Nach höchstrichterlicher Rechtsprechung knüpft das ErbStG an die zivilrechtliche Rechtslage an, so dass wirtschaftliche Betrachtungen in diesem Bereich keine Rolle spielen. Auf dieser Grundlage hat der BFH am 22.09.1982 (NJW 1983, 904) entschieden, dass eine Schenkung i.S.d. § 9 Abs. 1 Nr. 2 ErbStG ausgeführt ist, selbst wenn der Schenker aufgrund eines Nießbrauchvorbehalts an einem Grundstück dessen „wirtschaftlicher“ Eigentümer geblieben sein sollte. Selbst ein freier Widerrufsvorbehalt steht nach Auffassung des BFH dem Schenkungsvollzug nicht entgegen (BeckRS 1989, 22009166). Diese höchstrichterliche Rechtsprechung sollte auch nicht mit Blick auf die sachliche Steuerfreiheit des Familienheims in Frage gestellt werden, hängt davon doch auch der Beginn der Zehnjahresfrist im Rahmen des allgemeinen Steuerfreibetrags gemäß § 14 ErbStG ab. Seit der Grundsatzentscheidung des BFH aus dem Jahre 1982 herrscht Einigkeit darüber, dass auch beim Vorbehalt von Nutzungen und/oder des freien Widerrufs die Zehnjahresfrist zu laufen beginnt. Würde man dagegen auf den wirtschaftlichen Vollzug abstellen, so würde bei allen Übertragungen unter Nießbrauchsvorbehalt die Frist erst mit dem Tod des Nießbrauchers beginnen. Die Finanzminister aller Länder könnten sich dann über gewaltige Steuermehreinnahmen aus lange zurückliegenden Schenkungsvorgängen freuen.

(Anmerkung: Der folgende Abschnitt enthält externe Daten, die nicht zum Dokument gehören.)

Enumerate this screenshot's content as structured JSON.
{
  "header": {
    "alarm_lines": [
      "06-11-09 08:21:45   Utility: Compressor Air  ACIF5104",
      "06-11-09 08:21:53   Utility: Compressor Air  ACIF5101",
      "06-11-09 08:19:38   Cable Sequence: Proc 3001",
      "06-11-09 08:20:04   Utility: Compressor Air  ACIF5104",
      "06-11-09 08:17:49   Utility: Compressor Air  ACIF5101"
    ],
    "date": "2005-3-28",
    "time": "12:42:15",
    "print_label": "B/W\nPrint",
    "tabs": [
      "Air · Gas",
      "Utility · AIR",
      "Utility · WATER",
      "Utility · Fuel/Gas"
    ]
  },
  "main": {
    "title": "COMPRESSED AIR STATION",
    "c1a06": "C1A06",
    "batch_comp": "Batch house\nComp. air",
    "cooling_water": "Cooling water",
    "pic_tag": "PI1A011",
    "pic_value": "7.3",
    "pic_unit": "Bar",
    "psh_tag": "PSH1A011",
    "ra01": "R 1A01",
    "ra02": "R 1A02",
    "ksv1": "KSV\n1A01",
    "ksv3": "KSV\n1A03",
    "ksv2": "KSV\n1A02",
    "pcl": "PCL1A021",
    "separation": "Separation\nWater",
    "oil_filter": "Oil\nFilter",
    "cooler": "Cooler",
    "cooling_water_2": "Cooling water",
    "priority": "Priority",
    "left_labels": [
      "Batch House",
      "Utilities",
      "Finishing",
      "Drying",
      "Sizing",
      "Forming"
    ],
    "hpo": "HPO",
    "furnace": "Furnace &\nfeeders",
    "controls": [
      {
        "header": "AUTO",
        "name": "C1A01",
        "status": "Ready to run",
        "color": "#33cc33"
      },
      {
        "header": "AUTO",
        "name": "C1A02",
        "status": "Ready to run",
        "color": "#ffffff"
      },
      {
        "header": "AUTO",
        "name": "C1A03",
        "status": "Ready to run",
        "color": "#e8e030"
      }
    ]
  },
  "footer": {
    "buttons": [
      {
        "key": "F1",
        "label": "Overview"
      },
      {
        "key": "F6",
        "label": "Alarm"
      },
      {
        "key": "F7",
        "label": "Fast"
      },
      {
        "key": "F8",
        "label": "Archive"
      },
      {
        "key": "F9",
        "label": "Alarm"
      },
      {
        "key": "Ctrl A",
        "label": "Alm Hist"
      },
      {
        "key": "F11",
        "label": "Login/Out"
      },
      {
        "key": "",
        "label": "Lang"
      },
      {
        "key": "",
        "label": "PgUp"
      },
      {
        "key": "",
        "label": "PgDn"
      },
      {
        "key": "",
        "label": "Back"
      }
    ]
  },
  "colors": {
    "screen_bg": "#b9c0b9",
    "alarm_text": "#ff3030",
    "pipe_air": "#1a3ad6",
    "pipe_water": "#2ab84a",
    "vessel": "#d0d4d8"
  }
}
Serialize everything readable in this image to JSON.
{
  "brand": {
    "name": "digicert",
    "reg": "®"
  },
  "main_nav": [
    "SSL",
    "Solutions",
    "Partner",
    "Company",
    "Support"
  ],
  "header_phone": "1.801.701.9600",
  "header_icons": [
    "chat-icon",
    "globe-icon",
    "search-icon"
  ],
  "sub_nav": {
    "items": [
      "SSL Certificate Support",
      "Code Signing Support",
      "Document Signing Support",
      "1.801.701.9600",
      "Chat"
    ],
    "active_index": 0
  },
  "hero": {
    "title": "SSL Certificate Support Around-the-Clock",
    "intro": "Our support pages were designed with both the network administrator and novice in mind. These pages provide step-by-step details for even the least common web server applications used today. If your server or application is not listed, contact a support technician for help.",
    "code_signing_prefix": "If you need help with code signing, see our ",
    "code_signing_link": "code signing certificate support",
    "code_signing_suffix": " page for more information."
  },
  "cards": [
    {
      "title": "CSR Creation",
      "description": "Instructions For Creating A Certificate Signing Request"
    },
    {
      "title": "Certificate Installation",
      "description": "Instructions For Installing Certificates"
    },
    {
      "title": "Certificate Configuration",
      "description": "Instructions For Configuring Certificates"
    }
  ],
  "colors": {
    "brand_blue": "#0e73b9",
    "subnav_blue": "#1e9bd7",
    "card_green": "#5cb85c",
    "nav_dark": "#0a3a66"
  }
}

Deshalb ist es so wichtig, dass im Erbschaft- und Schenkungssteuerrecht am Vorrang des Zivilrechts festgehalten wird, und zwar nicht nur dann, wenn es für die Steuerpflichtigen von Vorteil ist, sondern auch bei Auslegung der Steuerbefreiungsregeln. Die Einführung wirtschaftlicher Betrachtungsweisen in diesen Bereich des Steuerrechts kann unübersehbare Folgen haben. Deshalb: Wehret den Anfängen!

Abschließend sei hervorgehoben, dass der Senat in ständiger Rechtsprechung Zweifel an der Verfassungsmäßigkeit der steuerlichen Privilegierung des Familienheims erhebt, so auch in dieser Entscheidung. Es ist meines Erachtens nicht von der Hand zu weisen, dass hierdurch derjenige benachteiligt wird, der – aus welchen Gründen auch immer – zur Miete wohnt. Eine sachliche Rechtfertigung für diese Bevorzugung von Immobilieneigentum ist schwerlich zu finden. Nach der Neuregelung der Erbschaftsteuer zum 30.6.2016 ist bei passender Gelegenheit mit einer Vorlage der Frage, ob diese Privilegierung mit Art. 3 GGG vereinbar ist, gemäß Art. 100 Abs. 1 S. 1 GG an das BVerfG durch den BFH zu rechnen (vgl. dazu das Argument bei BFH, BeckRS 2015, 95511 Rdnr. 30). Jeder Berater sollte daher damit rechnen, dass § 13 Abs. 1 Nr. 4c Satz 1 ErbStG auf Dauer keinen Bestand haben wird.

Redaktion beck-aktuell, 30. Januar 2017.